Immediately after OGD, DHE (Molecular Probes, Darmstadt, Germany; 5 μM) was added to neuronal cultures in neurobasal medium without phenol red and incubated for 30 min at 37°C. Then, cells were washed, fixed, and stained for DAPI. For evaluation, the percentage of nuclei stained red was quantified using ImageJ software (Scion, Frederick, MD, USA).

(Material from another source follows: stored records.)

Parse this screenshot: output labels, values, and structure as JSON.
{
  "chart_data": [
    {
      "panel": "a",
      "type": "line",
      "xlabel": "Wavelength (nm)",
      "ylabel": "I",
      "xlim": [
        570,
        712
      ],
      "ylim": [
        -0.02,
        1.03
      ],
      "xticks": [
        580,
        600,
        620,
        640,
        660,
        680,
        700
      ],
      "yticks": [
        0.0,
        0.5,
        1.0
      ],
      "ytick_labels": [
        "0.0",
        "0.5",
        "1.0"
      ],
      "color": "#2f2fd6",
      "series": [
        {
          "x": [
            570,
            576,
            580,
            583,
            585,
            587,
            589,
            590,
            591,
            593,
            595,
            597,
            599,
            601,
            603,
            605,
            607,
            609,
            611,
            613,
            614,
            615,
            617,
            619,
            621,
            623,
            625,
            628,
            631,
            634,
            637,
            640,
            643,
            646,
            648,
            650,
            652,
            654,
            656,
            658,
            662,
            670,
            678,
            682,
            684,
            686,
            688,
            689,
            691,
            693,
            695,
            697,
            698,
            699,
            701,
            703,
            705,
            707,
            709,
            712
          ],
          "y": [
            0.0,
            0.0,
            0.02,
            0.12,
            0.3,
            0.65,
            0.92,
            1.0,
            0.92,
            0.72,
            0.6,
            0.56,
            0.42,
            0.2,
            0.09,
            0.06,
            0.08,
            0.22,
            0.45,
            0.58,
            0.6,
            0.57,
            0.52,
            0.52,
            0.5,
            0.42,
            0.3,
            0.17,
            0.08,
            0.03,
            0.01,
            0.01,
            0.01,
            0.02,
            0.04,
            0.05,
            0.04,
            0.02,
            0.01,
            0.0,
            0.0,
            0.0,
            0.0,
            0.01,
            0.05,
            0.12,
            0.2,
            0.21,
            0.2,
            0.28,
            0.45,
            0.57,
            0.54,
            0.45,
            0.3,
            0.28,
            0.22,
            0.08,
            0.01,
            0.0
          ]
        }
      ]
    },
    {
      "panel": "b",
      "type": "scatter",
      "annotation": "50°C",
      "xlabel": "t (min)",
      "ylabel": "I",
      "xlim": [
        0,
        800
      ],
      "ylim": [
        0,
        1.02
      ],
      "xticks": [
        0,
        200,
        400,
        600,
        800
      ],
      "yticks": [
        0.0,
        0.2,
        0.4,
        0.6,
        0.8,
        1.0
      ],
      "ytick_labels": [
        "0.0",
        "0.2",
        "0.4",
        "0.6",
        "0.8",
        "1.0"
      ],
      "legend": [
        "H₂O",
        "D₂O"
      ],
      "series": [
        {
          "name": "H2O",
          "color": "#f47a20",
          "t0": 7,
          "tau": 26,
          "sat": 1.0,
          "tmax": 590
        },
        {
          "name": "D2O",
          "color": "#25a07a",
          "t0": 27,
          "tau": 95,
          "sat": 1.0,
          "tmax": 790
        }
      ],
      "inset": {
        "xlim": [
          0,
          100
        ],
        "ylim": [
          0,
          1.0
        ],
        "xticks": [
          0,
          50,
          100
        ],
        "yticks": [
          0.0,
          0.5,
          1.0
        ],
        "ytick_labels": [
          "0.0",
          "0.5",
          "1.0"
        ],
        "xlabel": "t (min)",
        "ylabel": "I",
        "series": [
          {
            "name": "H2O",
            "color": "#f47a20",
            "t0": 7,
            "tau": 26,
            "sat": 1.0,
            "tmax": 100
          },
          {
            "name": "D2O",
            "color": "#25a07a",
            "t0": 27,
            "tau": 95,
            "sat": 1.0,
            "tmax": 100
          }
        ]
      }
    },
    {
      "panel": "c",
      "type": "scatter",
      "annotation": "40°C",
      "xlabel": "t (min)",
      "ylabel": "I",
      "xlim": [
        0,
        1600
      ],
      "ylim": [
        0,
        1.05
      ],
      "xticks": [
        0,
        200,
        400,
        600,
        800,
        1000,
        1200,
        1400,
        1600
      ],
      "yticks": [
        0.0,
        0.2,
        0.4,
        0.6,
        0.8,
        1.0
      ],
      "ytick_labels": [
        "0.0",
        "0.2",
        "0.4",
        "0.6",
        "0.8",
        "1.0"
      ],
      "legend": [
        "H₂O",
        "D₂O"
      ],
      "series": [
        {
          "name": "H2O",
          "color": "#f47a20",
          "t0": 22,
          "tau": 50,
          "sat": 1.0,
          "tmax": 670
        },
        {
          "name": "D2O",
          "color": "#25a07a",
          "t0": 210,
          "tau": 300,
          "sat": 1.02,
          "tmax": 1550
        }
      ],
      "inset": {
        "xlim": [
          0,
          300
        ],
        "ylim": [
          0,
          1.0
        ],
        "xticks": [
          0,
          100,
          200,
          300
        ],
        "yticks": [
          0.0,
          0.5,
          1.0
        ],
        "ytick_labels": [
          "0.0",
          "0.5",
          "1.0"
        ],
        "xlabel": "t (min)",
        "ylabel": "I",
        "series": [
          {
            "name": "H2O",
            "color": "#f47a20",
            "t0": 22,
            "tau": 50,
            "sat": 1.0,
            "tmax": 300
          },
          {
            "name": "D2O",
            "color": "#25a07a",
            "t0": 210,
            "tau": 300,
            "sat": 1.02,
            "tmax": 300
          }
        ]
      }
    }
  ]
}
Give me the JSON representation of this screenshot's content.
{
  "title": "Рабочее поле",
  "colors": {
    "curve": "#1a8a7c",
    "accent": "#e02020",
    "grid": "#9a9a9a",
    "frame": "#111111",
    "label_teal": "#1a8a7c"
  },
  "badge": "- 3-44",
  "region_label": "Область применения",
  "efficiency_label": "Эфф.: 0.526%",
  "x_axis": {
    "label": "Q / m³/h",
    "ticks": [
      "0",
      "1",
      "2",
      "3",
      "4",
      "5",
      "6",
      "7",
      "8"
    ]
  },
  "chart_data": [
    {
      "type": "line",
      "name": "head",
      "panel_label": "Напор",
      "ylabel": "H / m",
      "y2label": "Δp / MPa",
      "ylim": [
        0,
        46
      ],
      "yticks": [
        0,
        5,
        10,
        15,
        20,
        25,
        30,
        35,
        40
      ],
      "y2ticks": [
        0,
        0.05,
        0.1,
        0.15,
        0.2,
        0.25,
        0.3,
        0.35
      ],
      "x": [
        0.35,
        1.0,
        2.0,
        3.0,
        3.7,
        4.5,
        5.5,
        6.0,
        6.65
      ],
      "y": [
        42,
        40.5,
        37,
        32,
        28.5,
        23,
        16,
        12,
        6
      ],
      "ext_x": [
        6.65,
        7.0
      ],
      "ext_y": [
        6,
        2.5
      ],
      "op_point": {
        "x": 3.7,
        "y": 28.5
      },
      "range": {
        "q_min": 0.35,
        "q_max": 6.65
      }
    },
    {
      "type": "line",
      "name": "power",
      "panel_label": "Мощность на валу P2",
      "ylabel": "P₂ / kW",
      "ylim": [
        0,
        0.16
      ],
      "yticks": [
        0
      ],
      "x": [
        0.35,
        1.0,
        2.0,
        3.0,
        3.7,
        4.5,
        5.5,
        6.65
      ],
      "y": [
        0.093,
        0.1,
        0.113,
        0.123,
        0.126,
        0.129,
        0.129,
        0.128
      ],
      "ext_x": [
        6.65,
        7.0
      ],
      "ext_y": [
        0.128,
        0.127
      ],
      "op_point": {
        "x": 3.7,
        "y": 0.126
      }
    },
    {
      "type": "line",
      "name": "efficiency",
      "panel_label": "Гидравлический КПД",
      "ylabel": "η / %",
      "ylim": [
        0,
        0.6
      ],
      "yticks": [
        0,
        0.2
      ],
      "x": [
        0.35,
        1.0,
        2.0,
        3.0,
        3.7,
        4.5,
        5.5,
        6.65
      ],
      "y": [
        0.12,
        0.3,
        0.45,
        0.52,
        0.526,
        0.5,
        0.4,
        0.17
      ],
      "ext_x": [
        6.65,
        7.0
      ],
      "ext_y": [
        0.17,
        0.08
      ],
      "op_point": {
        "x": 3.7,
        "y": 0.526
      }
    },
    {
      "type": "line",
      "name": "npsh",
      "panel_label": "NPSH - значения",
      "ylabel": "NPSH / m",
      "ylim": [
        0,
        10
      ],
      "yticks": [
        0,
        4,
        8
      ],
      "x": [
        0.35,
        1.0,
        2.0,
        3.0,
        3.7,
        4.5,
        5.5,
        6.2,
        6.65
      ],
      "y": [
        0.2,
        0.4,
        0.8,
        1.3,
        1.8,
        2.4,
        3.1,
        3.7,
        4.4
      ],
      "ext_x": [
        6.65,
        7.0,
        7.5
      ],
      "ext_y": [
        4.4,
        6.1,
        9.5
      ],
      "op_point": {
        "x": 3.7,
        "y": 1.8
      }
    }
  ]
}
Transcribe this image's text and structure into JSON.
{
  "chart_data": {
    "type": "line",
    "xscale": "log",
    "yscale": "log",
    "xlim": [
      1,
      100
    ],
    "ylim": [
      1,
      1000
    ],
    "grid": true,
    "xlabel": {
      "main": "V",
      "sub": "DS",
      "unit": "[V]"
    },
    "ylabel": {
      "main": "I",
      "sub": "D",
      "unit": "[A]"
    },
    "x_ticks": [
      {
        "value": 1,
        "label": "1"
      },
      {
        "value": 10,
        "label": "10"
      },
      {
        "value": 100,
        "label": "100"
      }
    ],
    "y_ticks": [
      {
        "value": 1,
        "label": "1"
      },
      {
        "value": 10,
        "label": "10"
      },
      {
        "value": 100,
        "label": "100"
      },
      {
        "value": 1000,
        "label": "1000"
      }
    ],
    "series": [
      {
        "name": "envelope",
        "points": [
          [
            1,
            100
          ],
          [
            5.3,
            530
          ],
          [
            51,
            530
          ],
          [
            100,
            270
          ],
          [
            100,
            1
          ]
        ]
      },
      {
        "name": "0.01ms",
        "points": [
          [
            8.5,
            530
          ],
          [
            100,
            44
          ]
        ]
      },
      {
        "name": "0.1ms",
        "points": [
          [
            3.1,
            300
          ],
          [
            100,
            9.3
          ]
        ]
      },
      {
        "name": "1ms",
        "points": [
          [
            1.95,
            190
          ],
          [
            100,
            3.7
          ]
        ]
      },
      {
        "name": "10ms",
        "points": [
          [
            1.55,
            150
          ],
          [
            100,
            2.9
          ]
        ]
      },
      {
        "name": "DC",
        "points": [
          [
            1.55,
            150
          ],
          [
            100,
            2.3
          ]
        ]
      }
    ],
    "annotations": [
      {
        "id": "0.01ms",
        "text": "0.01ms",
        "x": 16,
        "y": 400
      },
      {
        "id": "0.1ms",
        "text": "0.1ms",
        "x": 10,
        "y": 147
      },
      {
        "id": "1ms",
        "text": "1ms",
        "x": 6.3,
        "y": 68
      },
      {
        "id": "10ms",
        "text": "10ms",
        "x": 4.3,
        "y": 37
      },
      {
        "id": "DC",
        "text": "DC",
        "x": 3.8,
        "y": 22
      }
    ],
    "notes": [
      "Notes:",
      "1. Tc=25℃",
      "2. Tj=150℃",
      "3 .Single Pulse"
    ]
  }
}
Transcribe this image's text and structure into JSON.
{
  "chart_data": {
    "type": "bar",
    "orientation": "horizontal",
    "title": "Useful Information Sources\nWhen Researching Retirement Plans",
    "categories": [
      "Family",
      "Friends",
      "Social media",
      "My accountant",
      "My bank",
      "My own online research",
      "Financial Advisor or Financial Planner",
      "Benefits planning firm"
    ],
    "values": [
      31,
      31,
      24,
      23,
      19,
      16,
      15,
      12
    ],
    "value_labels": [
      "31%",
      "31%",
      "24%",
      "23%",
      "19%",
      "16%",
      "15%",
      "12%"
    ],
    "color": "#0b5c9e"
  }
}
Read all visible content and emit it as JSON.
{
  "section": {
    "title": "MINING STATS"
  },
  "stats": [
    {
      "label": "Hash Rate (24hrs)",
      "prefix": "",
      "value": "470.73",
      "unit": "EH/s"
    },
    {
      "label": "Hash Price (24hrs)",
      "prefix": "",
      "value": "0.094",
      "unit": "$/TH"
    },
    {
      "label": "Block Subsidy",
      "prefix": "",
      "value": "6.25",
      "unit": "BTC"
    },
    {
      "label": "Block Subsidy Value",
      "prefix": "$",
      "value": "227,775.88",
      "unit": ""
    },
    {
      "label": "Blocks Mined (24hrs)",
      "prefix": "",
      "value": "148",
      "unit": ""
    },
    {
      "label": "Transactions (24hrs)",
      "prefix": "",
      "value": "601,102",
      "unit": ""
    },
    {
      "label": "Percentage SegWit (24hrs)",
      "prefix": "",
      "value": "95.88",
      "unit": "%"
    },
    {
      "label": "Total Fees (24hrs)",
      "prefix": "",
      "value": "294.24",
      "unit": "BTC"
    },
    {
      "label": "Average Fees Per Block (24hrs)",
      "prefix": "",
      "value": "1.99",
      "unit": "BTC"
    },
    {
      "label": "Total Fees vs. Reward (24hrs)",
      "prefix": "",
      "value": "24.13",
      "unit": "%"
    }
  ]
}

The amount of GSH in the cytoplasm of primary cortical neurons was analyzed using GSH-Glo Glutathione Assay (Promega, Mannheim, Germany) according to the manufacturer's instructions. Briefly, primary cortical neurons were lysed 30 min after OGD in 100 μl lysis and reaction buffer per well. Then, 10 μl of lysate was mixed with 100 μl GSH-Glo reagent in a white-walled 96-well plate. The mixture was incubated for 30 min, and then 100 μl of luciferin detection reagent was added to each well, mixed, and incubated for 15 min. Samples were measured with a luminometer.

Statistical analyses

Data are expressed as mean±S.E.M. Student's t-test was used to compare the two groups, and one-way ANOVA followed by Newman–Keuls post hoc test to compare more than two groups.